David Swanson further claims some believable facts that suggest Russia is a midget in terms of military strength compared to the US:

The United States has bombed nine nations in the past year, Russia one. The United States has troops in 175 nations, Russia in 3. Gallup and Pew find populations around the world viewing the United States, not Russia, as the top threat to peace in the world.

US ambassador demands censorship in Germany

The American ambassador in Germany wrote a letter (PDF) to the German magazine Der Spiegel and demanded that its journalists get approval from the US embassy before publishing:

Unfortunately, it is routine practice for Spiegel reporters to not even call us before writing.

The US officials obviously believe that before a German journalist expresses his or her opinion, they have to contact the US embassy and let it censor the materials.

It further requires an investigation of the magazine:

We ask that a thorough investigation be conducted by an outside, independent organization to determine exactly how Spiegel violated journalistic standards and how it can reform internal processes.

There are two statements in this text, which deserve attention. First, the US ambassador does not ask whether or not Der Spiegel violated journalistic standards. He asserts it as a fact. Since when is the US embassy authorized to judge the behavior of individual journalists or magazines?

Second, the ambassador says that some organization should tell Der Spiegel how exactly they have to reform their internal processes. In other words, how Der Spiegel can self-censor itself better. Wouldn’t that be a violation of freedom of press, one of the fundamental pillars of democracy?

But wait, there is more. At the end of the letter (PDF) we read:

The fundamental question is how such blatant anti-Americanism could be published without an editor questioning its accuracy and how much untold damage has been done by seven years of unchecked writing.

What struck me most was that the ambassador didn’t target a single publication or articles by a single journalist. What the ambassador is not content with, is the way Der Spiegel wrote about the US during the last seven years (2011–2018). He wants Der Spiegel to be more US-friendly, or else…

Also, he writes like anti-Americanism is a crime. You know what? If you are rational, you are bound to be anti-American.

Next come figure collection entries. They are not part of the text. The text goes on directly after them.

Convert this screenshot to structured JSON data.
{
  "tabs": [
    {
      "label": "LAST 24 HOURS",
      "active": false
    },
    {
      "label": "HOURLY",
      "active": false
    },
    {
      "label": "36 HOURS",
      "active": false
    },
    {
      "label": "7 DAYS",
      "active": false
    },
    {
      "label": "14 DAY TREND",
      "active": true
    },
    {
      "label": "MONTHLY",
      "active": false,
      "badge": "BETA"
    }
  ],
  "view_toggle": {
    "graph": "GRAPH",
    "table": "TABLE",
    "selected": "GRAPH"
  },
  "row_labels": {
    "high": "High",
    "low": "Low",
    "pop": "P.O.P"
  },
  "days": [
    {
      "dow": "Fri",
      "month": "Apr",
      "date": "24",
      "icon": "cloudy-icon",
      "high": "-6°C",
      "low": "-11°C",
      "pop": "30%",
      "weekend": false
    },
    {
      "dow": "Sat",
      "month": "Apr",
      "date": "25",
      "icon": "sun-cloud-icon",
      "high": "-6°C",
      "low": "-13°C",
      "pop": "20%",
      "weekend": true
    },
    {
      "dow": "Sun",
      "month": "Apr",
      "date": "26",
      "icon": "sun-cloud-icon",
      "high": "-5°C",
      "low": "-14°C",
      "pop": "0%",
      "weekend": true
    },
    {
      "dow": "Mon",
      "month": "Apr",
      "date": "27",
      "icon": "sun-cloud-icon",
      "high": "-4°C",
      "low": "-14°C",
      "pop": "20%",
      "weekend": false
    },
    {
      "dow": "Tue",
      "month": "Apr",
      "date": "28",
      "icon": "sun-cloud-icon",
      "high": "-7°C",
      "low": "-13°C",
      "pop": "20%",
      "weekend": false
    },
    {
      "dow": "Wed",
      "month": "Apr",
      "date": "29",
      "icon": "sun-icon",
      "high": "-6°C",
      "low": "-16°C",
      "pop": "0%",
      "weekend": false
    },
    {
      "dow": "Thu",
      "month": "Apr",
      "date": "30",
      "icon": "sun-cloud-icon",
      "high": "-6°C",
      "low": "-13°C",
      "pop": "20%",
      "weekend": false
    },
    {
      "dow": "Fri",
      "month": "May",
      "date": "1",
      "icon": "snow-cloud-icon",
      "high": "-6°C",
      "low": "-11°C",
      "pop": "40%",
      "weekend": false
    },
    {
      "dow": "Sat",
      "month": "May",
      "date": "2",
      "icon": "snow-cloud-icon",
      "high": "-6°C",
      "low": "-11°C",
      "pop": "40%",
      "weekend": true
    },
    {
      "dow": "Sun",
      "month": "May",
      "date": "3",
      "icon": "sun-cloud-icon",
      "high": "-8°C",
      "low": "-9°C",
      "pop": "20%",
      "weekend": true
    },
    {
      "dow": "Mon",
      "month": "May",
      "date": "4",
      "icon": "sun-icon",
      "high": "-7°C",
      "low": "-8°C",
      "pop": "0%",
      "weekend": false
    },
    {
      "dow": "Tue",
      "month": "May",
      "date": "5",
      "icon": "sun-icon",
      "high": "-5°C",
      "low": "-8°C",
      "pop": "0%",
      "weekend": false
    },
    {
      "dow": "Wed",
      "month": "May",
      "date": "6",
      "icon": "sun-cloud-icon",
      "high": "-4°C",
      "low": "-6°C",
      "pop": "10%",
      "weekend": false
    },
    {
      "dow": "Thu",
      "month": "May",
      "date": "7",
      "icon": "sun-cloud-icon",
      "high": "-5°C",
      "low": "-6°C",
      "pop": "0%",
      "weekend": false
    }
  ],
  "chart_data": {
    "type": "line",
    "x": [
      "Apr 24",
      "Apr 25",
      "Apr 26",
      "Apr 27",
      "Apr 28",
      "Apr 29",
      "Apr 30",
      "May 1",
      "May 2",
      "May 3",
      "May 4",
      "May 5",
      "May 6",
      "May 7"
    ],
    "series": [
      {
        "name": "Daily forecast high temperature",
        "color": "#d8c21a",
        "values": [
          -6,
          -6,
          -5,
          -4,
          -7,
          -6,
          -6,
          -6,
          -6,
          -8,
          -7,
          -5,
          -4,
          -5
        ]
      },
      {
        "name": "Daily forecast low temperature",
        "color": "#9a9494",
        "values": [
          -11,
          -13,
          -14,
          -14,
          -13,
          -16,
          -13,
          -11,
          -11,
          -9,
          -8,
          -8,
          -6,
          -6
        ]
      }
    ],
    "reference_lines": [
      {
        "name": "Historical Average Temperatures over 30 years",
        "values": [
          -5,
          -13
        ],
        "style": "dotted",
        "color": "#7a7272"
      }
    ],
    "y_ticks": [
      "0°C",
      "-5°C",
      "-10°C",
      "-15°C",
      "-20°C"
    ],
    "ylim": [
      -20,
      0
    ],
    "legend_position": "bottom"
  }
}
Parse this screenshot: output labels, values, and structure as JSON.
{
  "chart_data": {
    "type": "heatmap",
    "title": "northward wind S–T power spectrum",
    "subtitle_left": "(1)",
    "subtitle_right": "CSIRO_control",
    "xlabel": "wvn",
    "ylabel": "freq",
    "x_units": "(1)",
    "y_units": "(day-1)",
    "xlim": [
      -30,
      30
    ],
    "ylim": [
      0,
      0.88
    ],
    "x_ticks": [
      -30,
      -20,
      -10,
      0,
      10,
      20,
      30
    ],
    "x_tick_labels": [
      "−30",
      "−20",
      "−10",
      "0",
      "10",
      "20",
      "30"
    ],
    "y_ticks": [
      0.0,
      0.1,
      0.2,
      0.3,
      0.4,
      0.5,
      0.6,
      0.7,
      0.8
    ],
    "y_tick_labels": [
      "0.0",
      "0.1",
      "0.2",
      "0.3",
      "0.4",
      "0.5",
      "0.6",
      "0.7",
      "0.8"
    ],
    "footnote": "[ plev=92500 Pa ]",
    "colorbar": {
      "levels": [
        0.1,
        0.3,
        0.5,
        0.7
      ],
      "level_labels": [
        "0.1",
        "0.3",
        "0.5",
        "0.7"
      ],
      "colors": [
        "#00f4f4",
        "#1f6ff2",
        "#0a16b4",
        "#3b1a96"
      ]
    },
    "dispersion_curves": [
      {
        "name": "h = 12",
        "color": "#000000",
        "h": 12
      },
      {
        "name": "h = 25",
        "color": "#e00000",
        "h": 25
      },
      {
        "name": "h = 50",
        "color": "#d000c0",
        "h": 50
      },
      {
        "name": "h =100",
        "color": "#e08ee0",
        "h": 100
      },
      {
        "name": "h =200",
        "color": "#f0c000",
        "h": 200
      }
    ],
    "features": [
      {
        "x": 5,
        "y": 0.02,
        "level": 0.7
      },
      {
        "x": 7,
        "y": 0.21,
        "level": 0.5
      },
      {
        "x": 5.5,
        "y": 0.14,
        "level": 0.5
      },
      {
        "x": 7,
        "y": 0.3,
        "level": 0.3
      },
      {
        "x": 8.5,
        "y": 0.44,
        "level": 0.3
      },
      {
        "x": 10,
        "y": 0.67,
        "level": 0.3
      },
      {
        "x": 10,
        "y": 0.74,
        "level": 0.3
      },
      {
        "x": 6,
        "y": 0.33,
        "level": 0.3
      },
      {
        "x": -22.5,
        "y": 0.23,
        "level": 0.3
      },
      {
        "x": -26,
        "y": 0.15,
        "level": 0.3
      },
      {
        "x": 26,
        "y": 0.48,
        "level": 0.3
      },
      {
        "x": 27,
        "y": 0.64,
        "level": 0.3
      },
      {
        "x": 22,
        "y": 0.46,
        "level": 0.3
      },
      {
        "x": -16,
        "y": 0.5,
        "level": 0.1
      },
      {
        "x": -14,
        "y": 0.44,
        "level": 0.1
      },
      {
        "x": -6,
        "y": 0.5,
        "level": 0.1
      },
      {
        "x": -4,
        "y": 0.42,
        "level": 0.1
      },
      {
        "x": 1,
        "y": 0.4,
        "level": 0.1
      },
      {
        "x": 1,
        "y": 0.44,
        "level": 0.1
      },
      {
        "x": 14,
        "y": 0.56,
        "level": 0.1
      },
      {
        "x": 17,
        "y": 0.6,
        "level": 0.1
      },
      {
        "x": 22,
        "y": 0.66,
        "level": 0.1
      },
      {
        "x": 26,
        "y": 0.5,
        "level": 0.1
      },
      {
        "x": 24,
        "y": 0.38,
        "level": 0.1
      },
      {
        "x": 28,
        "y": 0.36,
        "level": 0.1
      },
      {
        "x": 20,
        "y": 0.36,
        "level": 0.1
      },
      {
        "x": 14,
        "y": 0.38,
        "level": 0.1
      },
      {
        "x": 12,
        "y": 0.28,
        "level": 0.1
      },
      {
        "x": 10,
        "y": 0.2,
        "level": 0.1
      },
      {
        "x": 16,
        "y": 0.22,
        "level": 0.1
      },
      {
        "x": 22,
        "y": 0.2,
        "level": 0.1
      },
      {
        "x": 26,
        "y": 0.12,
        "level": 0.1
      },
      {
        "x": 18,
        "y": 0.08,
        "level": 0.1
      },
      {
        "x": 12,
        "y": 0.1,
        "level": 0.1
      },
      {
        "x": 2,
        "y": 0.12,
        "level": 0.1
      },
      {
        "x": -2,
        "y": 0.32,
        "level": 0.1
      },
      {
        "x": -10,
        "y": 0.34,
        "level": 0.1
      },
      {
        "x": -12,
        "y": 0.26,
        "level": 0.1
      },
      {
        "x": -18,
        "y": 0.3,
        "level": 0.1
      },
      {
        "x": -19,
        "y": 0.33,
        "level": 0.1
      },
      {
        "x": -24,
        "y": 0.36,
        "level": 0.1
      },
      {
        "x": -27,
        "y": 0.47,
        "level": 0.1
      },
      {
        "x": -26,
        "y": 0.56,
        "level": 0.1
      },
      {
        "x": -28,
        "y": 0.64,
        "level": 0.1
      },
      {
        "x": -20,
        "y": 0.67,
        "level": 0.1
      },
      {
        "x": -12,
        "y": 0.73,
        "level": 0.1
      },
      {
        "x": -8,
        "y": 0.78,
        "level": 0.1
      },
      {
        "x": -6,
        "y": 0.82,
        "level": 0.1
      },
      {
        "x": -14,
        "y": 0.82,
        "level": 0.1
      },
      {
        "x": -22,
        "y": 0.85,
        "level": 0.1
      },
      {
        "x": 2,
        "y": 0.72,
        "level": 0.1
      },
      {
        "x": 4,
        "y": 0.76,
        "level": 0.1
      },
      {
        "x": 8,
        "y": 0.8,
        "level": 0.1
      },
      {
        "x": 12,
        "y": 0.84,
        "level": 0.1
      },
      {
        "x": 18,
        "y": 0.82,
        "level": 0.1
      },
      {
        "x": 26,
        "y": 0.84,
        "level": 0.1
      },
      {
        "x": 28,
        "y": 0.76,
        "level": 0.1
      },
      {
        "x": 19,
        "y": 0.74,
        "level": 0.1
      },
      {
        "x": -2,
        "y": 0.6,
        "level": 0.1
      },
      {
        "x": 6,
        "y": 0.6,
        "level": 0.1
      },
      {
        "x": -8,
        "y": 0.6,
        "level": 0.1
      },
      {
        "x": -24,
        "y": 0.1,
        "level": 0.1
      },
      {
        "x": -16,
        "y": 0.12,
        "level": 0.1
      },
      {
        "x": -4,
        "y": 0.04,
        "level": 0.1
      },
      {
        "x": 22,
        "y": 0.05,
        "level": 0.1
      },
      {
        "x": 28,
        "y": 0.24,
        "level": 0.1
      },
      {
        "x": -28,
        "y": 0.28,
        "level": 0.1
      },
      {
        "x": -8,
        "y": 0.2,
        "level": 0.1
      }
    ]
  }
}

There are many reasons for a sane person to hate the US. One of them is that the US has always been destabilizing the world by meddling in other countries’ internal affairs (before and after the Cold War, so fighting against the fictitious Russian threat is not an excuse), hence making it more dangerous for all people.

Now the culture in the US has fallen so low that an official representative of the American state publicly requests a magazine in a foreign country (which is, by the way, an ally of the US) to either say what the American state wants or shut up. Can you be not anti-American as a result of this?